The purpose of the new ETH Quantum Center is to ensure ETH Zurich’s various competences and activities in this area are networked even more closely and to raise their public profile.
Quantum research is of great importance to ETH Zurich, where a significant number of professorships are now investigating quantum physics and quantum technologies. Although the Department of Physics is still home to a majority of quantum scientists, they are playing an increasingly prominent role in other departments as well.
The expectation of new applications is a major reason why quantum research is gaining a foothold in an increasing number of departments. Harnessing the abstract phenomena of quantum mechanics for specific applications calls for more than just theoretical and experimental physicists. They must also be joined by engineers to attend to the electronics, nanofabrication, new materials or process scalability, and by computer scientists to develop the required programming approaches, without which the new technologies would be useless.
Already well set up to pursue quantum research, ETH Zurich plans to further expand its activities over the next few years. Last autumn, the university launched a new Quantum Engineering Master’s programme. And as part of the ETH+ initiative on quantum research, the recruitment process recently began for two new professorships – one for quantum computing at the Department of Computer Science, the other for experimental quantum technology in collaboration with the Paul Scherrer Institute PSI.

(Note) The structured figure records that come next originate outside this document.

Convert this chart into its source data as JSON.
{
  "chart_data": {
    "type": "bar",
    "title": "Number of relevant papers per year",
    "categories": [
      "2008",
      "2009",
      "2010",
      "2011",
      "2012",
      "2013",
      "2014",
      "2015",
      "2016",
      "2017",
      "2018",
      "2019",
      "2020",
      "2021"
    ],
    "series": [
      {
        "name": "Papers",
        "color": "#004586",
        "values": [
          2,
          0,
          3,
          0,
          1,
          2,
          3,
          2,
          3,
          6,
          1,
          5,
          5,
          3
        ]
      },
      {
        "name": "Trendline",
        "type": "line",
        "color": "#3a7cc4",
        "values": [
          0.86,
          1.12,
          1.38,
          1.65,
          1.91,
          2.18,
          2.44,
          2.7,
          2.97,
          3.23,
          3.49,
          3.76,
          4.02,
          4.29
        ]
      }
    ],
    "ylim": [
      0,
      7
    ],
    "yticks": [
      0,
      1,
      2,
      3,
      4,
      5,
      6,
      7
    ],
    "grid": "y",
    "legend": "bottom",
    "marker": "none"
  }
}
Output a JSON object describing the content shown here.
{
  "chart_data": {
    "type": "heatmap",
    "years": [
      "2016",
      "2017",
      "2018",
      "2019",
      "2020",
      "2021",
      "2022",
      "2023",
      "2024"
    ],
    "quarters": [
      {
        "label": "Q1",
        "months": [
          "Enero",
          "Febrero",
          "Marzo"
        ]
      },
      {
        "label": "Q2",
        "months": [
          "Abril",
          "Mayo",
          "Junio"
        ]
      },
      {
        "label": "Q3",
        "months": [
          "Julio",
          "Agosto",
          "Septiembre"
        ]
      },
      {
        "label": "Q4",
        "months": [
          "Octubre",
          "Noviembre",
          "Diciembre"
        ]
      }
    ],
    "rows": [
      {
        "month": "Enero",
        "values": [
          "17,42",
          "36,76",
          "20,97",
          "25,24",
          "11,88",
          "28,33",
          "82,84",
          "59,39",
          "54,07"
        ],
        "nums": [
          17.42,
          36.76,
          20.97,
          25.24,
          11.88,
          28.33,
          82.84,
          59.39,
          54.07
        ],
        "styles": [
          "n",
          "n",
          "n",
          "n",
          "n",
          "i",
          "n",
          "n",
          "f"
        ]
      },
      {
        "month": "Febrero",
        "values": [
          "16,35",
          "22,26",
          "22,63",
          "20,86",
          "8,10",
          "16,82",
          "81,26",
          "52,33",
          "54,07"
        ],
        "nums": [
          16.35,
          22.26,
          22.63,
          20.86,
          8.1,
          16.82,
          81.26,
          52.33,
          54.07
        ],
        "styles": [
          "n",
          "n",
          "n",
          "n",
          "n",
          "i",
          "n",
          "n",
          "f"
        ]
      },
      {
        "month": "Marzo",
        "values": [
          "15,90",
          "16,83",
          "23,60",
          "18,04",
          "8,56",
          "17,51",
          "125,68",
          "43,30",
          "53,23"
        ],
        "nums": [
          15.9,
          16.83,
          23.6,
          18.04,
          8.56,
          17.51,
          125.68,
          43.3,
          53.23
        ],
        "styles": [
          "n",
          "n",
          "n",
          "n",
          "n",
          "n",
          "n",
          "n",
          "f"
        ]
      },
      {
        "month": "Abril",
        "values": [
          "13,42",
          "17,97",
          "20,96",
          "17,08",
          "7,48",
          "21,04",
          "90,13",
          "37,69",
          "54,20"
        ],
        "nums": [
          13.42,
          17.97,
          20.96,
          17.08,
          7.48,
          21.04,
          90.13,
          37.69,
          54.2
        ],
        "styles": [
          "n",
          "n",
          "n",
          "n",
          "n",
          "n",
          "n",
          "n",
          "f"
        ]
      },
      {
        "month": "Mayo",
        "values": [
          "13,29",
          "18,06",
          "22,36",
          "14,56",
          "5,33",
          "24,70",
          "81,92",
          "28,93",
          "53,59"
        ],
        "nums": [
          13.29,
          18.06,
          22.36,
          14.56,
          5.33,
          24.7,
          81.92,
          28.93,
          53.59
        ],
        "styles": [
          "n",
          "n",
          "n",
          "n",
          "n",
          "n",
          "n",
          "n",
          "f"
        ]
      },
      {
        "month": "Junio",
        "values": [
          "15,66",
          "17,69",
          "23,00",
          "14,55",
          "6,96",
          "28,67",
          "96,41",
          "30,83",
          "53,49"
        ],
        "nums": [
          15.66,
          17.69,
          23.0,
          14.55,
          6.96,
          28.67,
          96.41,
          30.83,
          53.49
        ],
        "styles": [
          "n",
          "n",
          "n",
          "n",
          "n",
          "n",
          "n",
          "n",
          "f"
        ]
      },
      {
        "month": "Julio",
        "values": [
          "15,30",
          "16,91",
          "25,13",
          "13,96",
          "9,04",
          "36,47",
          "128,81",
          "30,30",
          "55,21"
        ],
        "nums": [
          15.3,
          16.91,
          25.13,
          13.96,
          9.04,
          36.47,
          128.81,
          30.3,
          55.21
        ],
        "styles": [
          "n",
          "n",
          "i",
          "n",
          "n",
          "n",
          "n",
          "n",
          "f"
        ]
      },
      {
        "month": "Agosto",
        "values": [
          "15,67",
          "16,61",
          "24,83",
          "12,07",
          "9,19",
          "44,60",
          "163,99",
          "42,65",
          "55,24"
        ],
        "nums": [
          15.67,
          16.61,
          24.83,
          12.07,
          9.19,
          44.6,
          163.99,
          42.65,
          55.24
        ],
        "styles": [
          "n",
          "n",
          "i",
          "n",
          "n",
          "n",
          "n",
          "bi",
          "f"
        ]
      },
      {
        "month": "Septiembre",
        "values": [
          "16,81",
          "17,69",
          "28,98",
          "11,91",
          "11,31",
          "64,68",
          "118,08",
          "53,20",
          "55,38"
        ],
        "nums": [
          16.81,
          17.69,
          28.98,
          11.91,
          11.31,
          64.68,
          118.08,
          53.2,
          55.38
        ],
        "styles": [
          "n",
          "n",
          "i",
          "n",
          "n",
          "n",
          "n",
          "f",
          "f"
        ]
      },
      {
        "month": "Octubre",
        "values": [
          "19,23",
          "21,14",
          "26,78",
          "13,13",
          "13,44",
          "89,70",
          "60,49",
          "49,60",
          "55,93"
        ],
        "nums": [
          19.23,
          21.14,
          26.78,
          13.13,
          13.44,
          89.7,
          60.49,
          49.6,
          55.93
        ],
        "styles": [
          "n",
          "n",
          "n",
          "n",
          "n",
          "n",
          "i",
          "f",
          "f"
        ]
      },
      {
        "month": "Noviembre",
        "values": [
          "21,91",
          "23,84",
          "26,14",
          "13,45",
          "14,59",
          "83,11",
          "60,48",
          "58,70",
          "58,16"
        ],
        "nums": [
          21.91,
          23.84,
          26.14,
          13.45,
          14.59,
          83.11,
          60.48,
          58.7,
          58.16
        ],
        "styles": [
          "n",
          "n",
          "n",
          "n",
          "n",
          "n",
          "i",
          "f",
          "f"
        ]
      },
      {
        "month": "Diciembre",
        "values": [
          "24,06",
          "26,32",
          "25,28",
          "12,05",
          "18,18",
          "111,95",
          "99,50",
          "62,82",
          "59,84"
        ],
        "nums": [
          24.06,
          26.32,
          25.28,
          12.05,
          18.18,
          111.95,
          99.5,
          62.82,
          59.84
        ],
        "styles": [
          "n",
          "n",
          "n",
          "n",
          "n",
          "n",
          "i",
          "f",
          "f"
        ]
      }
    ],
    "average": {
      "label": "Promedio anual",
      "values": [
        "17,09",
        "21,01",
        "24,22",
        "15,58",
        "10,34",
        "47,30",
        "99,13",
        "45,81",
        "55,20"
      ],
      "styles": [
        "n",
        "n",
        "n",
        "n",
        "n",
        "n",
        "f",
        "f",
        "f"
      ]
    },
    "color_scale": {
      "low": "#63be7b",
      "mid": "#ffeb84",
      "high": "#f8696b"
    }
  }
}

At the same time, ETH Zurich wants to bring the individual players in this field closer together. For this reason, and also as part of the ETH+ initiative, the university has founded the new ETH Quantum Center, which will bring together ETH’s different disciplines under one roof. In total, 28 professorships from 6 departments and from PSI have already joined the new center.
The center’s initiators are particularly focused on the medium term: with the Swiss National Centre of Competence in Research for Quantum Science and Technology (NCCR QSIT) closing at the end of 2022, the new ETH Quantum Center is now set to take over some of its functions. A top priority is to forge a public presence.
A specific example of this is positioning ETH Zurich to be even more successful in securing European funding to pursue quantum technology. And when it comes to future collaborative projects with industry or third-party fundraising, ETH will benefit from being able to present the full breadth of its expertise under the umbrella of the new Quantum Center.